Despite the need to evaluate only Mr. Wood’s prima facie case at this juncture, the Board makes two arguments as to why it was still justified in denying Mr. Wood’s application as a matter of law. First, it does not believe that Mr. Wood fell off a truck on August 3, 2016. That is obviously not what Mr. Wood contends and hence cannot be part of the evaluation to determine whether to send Mr. Wood to be evaluated by a medical panel.
Second, The Board contends that the condition Mr. Wood claims disables him is no different than the condition he was diagnosed with in July 2016 and is thus not related to an injury.[1] This is exactly the sort of medical issue for a medical panel to consider in the first instance.
What the Board is essentially arguing is that it can determine credibility as a matter of law. That may be theoretically possible, but generally credibility is left the factfinder to weigh as is not decided as a matter of law.[2] That means that when facing an application in which there are concerns about the applicant’s credibility, boards will lack a sufficient basis to deny the application as a matter of law, but once the medical has examined the applicant, the board may consider the applicant’s credibility as a matter of fact, this time with the further information provided by the medical panel’s report. See, e.g., St. Martin v. State Bd. of Retirement, CR-21-0258 (Div. of Admin. Law App., Feb. 3, 2023) (dispute over whether an applicant for accidental disability retirement had fallen and injured himself while performing a work task was not a valid reason for his retirement board to decline to send his application to a medical panel because his prima facie case was that he fell while performing his job).

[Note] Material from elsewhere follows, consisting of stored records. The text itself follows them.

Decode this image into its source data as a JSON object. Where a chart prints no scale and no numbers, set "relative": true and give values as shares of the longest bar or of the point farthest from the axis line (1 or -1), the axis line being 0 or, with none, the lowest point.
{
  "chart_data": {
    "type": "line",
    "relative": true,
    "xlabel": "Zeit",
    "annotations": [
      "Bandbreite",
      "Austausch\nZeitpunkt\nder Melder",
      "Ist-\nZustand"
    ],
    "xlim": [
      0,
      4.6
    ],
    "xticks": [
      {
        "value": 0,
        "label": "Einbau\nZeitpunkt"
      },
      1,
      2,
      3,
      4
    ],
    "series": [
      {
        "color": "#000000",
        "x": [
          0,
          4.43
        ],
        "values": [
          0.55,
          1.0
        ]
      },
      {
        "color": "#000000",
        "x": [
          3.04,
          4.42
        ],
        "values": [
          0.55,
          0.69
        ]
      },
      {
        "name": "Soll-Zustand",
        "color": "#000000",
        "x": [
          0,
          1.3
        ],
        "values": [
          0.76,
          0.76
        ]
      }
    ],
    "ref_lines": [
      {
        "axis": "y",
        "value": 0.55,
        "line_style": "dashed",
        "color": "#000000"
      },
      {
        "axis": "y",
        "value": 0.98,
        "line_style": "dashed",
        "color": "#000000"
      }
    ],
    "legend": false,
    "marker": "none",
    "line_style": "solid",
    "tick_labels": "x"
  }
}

I do not question that the Board had reason to doubt Mr. Wood’s truthfulness. Mr. Wood did not tell his doctors for quite some time that he had fallen off a truck. (Ex. 13.) Mr. Mulhern does not remember ever receiving a call from Mr. Wood that he had fallen off a truck. (Mulhern testimony.) Mr. Wood did not file an injury report until 18 months later. (Ex. 10.)
But it is not self-evident that Mr. Wood is lying. He has presented prima facie evidence that he fell from a truck and was injured on August 16, 2016. He testified to this and testified that he informed his co-worker Mr. Rodick of his fall and then called Mr. Mulhern to tell him about the fall. Mr. Rodick confirmed that he was told about the fall by Mr. Wood and that Mr. Wood then phoned Mr. Mulhern and told him about the fall.
Ultimately, Mr. Wood’s credibility will have to be determined. But when Mr. Wood filed his application for accidental disability retirement, there was sufficient prima facie evidence to establish the existence of a job-related injury claim that should be sent for medical panel review. And, in this instance, the panel would be able to address the question the Board raises about whether any injury on August 3, 2016, is the cause of Mr. Wood’s disability or whether that disability is related simply to the progression of underlying degenerative disease.